Abstract

IN his Friday evening discourse delivered at the Royal Institution on January 25, Sir Richard Livingstone discussed the relation of modern civilisation to ancient Greece. Starting in a world where men believed that Zeus made thunder and that the sun and moon were gods, the Greeks originated science. Their actual scientific and philosophic achievement was remarkable (witness Aristarchus's discovery of the heliocentric system, the anticipation of modern thought in Anaximander's notion that men originate from animals of a different species, and Democritus's atomic thory). But even more remarkable is the grasp on the ideal of science shown in such sayings as: “Thought is the supreme excellence of men and wisdom consists in saying what is true and acting according to Nature, listening to her” (Heraclitus), and “It is a sin that Reason should be the subject or servant of anyone; its place is to be ruler of all” (Plato).

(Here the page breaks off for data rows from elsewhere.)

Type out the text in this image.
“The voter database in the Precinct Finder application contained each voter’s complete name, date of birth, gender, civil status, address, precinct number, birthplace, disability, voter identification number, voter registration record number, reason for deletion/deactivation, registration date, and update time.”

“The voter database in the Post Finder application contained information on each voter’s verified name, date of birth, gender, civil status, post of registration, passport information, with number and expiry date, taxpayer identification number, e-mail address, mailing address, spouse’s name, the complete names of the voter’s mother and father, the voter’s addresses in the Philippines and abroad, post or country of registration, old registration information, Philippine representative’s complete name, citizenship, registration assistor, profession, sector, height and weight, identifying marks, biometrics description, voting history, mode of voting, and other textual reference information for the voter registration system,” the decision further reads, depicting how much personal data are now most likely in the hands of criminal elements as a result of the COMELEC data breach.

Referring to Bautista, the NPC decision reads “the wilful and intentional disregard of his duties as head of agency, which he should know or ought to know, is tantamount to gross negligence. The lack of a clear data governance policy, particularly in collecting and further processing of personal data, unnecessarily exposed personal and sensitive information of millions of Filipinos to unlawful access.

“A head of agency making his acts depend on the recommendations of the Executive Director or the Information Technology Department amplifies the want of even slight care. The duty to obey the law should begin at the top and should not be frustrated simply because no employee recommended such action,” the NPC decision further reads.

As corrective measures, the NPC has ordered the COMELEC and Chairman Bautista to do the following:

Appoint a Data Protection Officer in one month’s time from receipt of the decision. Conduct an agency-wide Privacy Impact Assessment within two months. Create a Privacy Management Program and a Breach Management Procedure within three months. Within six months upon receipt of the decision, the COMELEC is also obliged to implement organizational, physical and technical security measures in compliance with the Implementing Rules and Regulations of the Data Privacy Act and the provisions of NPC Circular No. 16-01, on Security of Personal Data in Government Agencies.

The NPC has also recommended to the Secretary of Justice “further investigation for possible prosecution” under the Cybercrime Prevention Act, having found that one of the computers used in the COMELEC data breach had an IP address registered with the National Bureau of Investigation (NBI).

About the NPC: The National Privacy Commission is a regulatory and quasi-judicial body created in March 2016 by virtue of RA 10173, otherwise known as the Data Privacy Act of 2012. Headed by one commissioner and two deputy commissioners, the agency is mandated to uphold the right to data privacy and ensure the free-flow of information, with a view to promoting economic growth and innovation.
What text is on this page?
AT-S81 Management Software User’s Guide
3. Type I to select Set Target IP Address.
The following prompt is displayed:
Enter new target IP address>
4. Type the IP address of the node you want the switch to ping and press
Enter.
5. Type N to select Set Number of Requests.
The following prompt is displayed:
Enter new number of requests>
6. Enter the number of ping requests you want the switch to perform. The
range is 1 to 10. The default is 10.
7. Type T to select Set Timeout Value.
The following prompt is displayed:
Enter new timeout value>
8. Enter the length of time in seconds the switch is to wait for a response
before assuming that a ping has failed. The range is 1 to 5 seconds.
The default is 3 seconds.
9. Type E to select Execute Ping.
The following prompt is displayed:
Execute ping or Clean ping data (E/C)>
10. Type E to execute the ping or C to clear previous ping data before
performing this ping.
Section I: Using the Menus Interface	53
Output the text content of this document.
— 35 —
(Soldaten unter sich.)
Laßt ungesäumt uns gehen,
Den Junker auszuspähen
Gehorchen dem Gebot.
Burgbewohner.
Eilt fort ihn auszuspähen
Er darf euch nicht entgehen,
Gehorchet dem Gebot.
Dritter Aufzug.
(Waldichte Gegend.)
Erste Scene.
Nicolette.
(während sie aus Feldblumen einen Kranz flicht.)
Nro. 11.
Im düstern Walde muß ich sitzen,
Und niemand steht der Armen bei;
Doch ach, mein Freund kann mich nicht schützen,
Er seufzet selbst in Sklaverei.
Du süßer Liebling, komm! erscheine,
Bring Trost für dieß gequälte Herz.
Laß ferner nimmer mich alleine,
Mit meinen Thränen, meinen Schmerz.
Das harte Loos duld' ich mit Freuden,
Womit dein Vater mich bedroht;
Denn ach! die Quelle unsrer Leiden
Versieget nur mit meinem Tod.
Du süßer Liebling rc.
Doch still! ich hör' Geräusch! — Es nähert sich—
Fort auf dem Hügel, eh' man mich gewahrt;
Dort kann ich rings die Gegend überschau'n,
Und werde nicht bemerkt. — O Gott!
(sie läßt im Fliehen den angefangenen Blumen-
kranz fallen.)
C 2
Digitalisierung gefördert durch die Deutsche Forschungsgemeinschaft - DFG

Further, they grasped the idea of a civilisation based on the development of the useful arts. This appears in the myth of Prometheus as expounded by Aeschylus, in the “Antigone“and in many other passages in Greek literature. In this sense the Greeks were the creators of the characteristic spirit of modern civilisation. They grasped the ideal of science as completely as any of their successors. We have carried scientific discovery and technology to heights of which they never dreamed. But they formed a clearer and perhaps higher conception than we of the life which men should lead against the background of material civilisation. They can correct our civilisation not only by the example of an existence, of which Goethe said that of all men the Greeks had dreamed the dream of life best, but also by reminding us that life is essentially a human problem and that ethics and political science are as fascinating as, and even more important than, physical science.